他知道她接受不了,自己也不想承認,喬媽媽就這樣逝去。對他而言,這原本一件是不足為慮的小事,但卻居然硬生生地演變成了一場血案,受害者還是喬可遇的媽媽,他也接受不了。
但是生死之事,誰也無力迴天。
喬可遇聞言頓住腳,臉上出現片刻的怔楞。
「就算為了寶寶著想。」他勸,聲音裡帶著些許無力亦或疲憊。
喬可遇自從發現懷了這個寶寶,她到底受了多少刺激?連醫生都說,這樣很影響寶寶的身心健康。
喬可遇聞言,手摸到小腹上,寬鬆的衣服下還看不太出來,但是她能感覺到,這個寶寶正在自己身體裡逐漸地長大。
皇甫曜見她表情鬆動,便將她抱她回床上。然後將飯菜擱到桌上說:「吃點吧,你媽應該也不想看你這樣。」
喬可遇低眸,看著桌上的食物卻是一點兒食慾也沒有。皇甫曜見她沒有動手的意思,便端了碗用湯匙舀了湯放到她的唇邊。
喬可遇蹙眉,接過勺子說:「我自己來吧。」
心不在焉,也沒什麼食慾,勉強喝了半碗湯,便再也吃不下去。皇甫曜明白她的心情,也便沒有再勸。
喬可遇不再說話,目光出神地望著窗子。外面照進來的陽光那麼明媚,卻照不進她的心裡,她的世界已經因為媽媽的逝去而陰暗……
雖然是冬天,但也不能在太平間裡停屍太久,皇甫曜安排她見了喬媽媽最後一面,便送去了火葬。
喬家在s市沒什麼親戚,佳寧雖然結了婚,卻嫁去了外市,而且她們都想清清靜靜的送母親走。
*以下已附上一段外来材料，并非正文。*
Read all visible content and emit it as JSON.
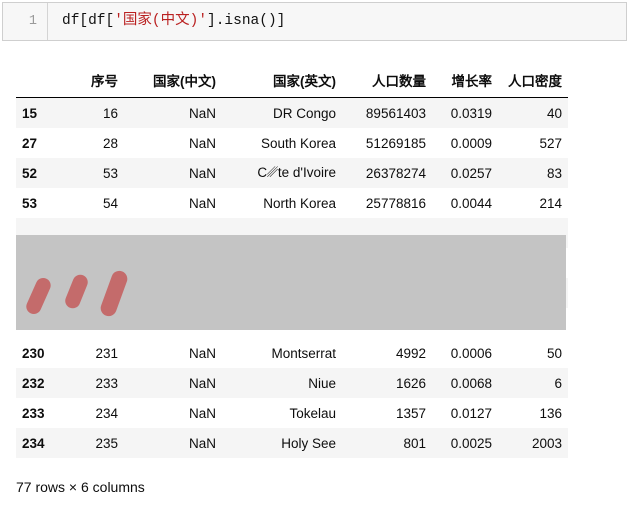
{
  "code_cell": {
    "line_number": "1",
    "code_before": "df[df[",
    "code_string": "'国家(中文)'",
    "code_after": "].isna()]",
    "full_code": "df[df['国家(中文)'].isna()]"
  },
  "dataframe": {
    "columns": [
      "",
      "序号",
      "国家(中文)",
      "国家(英文)",
      "人口数量",
      "增长率",
      "人口密度"
    ],
    "rows": [
      {
        "index": "15",
        "seq": "16",
        "country_cn": "NaN",
        "country_en": "DR Congo",
        "population": "89561403",
        "growth": "0.0319",
        "density": "40"
      },
      {
        "index": "27",
        "seq": "28",
        "country_cn": "NaN",
        "country_en": "South Korea",
        "population": "51269185",
        "growth": "0.0009",
        "density": "527"
      },
      {
        "index": "52",
        "seq": "53",
        "country_cn": "NaN",
        "country_en": "C␥te d'Ivoire",
        "population": "26378274",
        "growth": "0.0257",
        "density": "83"
      },
      {
        "index": "53",
        "seq": "54",
        "country_cn": "NaN",
        "country_en": "North Korea",
        "population": "25778816",
        "growth": "0.0044",
        "density": "214"
      },
      {
        "index": "230",
        "seq": "231",
        "country_cn": "NaN",
        "country_en": "Montserrat",
        "population": "4992",
        "growth": "0.0006",
        "density": "50"
      },
      {
        "index": "232",
        "seq": "233",
        "country_cn": "NaN",
        "country_en": "Niue",
        "population": "1626",
        "growth": "0.0068",
        "density": "6"
      },
      {
        "index": "233",
        "seq": "234",
        "country_cn": "NaN",
        "country_en": "Tokelau",
        "population": "1357",
        "growth": "0.0127",
        "density": "136"
      },
      {
        "index": "234",
        "seq": "235",
        "country_cn": "NaN",
        "country_en": "Holy See",
        "population": "801",
        "growth": "0.0025",
        "density": "2003"
      }
    ],
    "truncation_marker": "...",
    "footer": "77 rows × 6 columns"
  },
  "colors": {
    "string_literal": "#ba2121",
    "overlay_block": "#c4c4c4",
    "overlay_mark": "#c46b6b",
    "row_stripe": "#f5f5f5",
    "code_cell_bg": "#f7f7f7"
  }
}
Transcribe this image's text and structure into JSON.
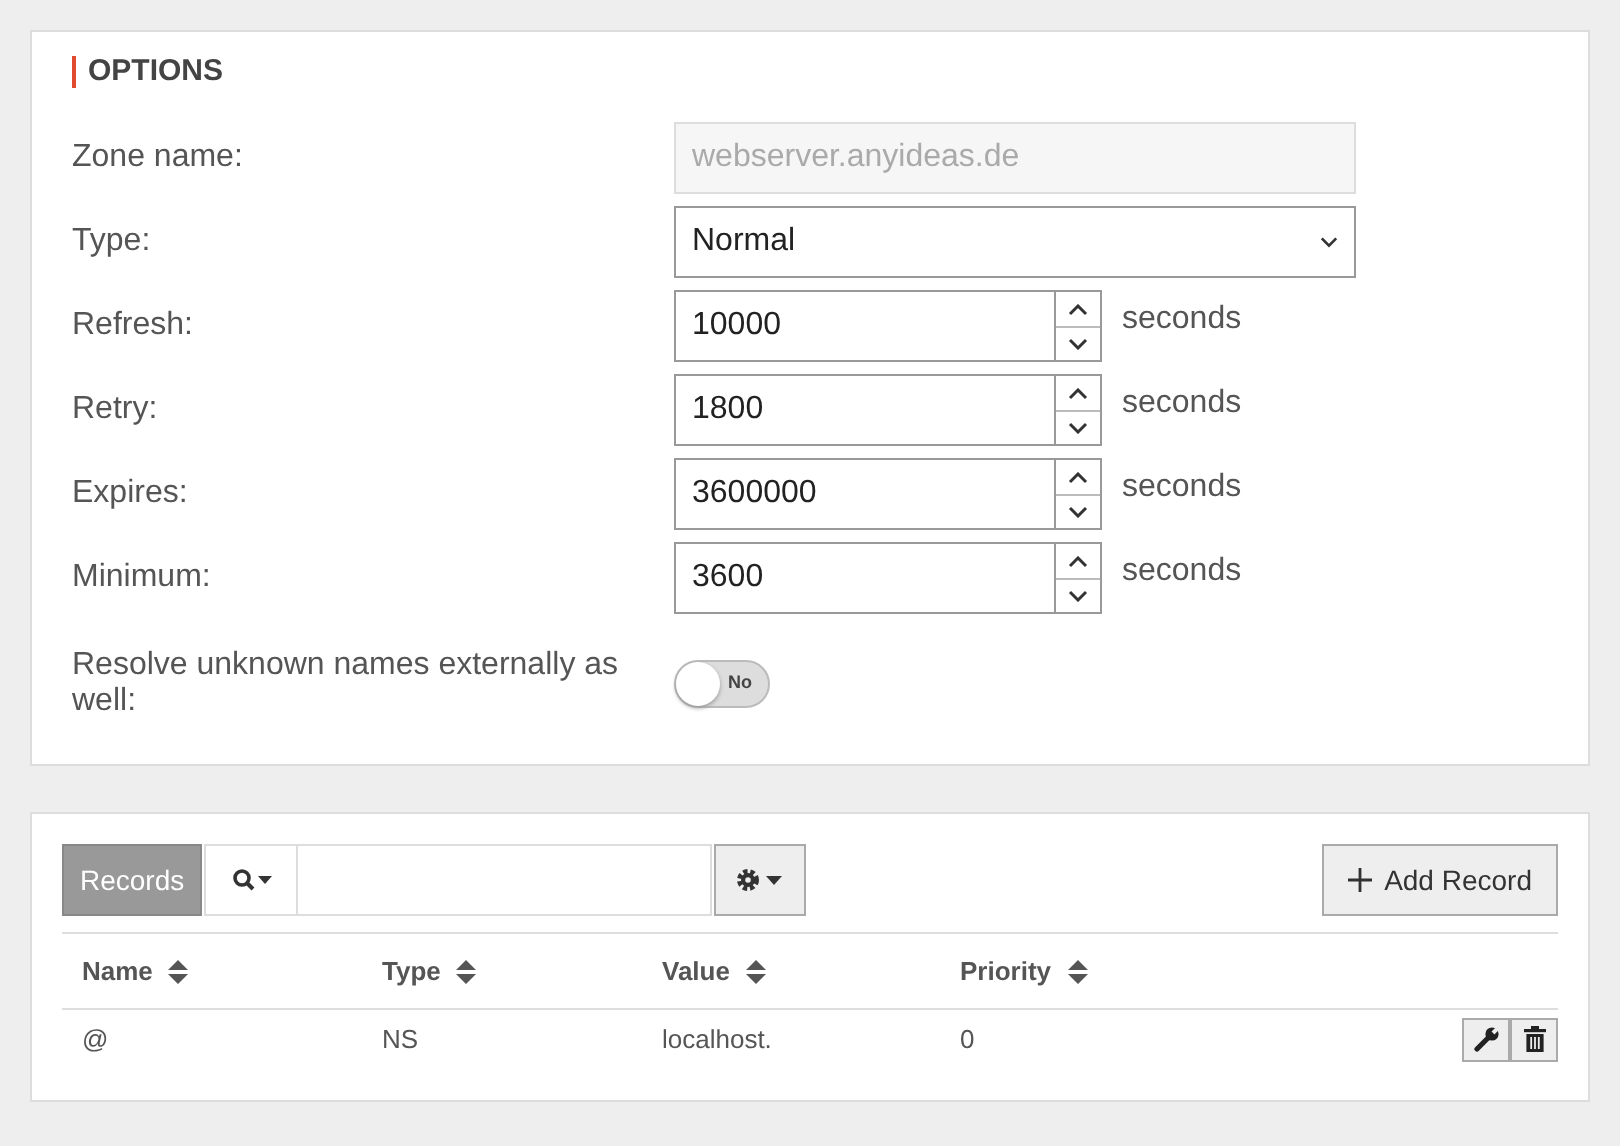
{
  "options": {
    "title": "OPTIONS",
    "zone_name": {
      "label": "Zone name:",
      "value": "webserver.anyideas.de",
      "disabled": true
    },
    "type": {
      "label": "Type:",
      "value": "Normal"
    },
    "timers": [
      {
        "label": "Refresh:",
        "value": "10000",
        "unit": "seconds"
      },
      {
        "label": "Retry:",
        "value": "1800",
        "unit": "seconds"
      },
      {
        "label": "Expires:",
        "value": "3600000",
        "unit": "seconds"
      },
      {
        "label": "Minimum:",
        "value": "3600",
        "unit": "seconds"
      }
    ],
    "resolve_externally": {
      "label": "Resolve unknown names externally as well:",
      "on": false,
      "text": "No"
    }
  },
  "records": {
    "title": "Records",
    "add_button": "Add Record",
    "columns": [
      "Name",
      "Type",
      "Value",
      "Priority"
    ],
    "rows": [
      [
        "@",
        "NS",
        "localhost.",
        "0"
      ]
    ]
  }
}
所以除了平時往來的鄰居,和喬佳寧以前的幾個同學外,來得人也不算多,葬禮非常的簡單。
從葬禮開始,喬可遇都站在那裡,樓少東與皇甫曜裡裡外外地忙碌,不明所以的人都以為他倆是這家的女婿,有的人甚至寬慰她們姐妹倆人,說都找到了這好的歸宿,喬媽媽就算走也能安心了。
喬可遇聽到這話時,眼裡淚終於忍不住往下掉。她知道媽媽不是安慰著走的,她帶著那麼多的不甘與遺憾,甚到是屈辱的。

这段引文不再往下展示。